Kramer (1430-1505) et son ouvrage le Malleus Maleficarum (1486)

Le cas de Kramer est particulièrement intéressant. Il montre à quel point, en l’absence d’une connaissance exacte des faits, il est facile d’attribuer à l’Église un rôle inverse de celui qu’elle a eu en vérité.
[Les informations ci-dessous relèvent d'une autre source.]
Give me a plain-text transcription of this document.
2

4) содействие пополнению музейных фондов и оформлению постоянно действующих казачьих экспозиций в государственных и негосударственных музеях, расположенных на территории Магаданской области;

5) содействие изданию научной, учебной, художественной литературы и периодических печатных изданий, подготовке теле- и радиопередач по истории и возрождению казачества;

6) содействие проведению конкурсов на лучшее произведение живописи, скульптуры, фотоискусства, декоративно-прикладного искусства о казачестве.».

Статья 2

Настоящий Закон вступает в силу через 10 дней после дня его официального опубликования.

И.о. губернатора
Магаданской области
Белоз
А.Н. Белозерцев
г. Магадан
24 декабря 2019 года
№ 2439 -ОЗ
Kramer était un dominicain allemand qui obtînt de ses supérieurs et du Pape d’être nommé inquisiteur d’une province d’Allemagne. Il utilisa ensuite cette fonction pour mener une chasse personnelle aux sorcières mais se heurta à l’opposition des prêtres et des évêques. Il se retourna alors vers le nouveau pape mal informé de la situation et implora son aide. Innocent VIII (1484-1492) se laissa convaincre de l’existence d’une dangereuse « secte de sorcières » active en Allemagne du Sud et lui accorda une bulle, Summis desiderantes affectibus (1484), qui lui donna le pouvoir d’infliger des peines ecclésiastiques jusqu’à l’excommunication. Malgré cela, Kramer se heurta à l’évêque du lieu Golser et il dut renoncer une nouvelle fois à ses menées répressives. En réaction, Kramer écrivit un livre : le fameux Malleus Maleficarum, le Marteau des sorciers, c’est-à-dire le marteau pour écraser. Il s’agit d’un manuel de 800 pages pour les juges contre les sorciers et les sorcières. Cet ouvrage ne fut pas publié par l’Inquisition comme le laisse entendre Dan Brown dans le Da Vinci Code, mais par Kramer lui-même. Pour donner de l’autorité à son œuvre, celui-ci le fit précéder par la bulle de 1484. Cela pouvait laisser croire que le pape avait donné sa bénédiction, ce qui n’était absolument pas le cas. Très tôt, l’Église le juge d’ailleurs en contradiction avec les conciles et l’interdit en 1490. La tentative de Kramer de porter la sorcellerie au rang de l’hérésie pour la faire relever des compétences de l’Inquisition échoua donc lamentablement. Malgré cette condamnation, le livre remporte un énorme succès grâce à l’imprimerie. Entre 1487 et 1669, il sera réédité 34 fois (2). Cela confirme au passage le mythe tellement répandu de la toute-puissance de l’Église, mythe qui permet d’attribuer à l’Église tous les errements du passé.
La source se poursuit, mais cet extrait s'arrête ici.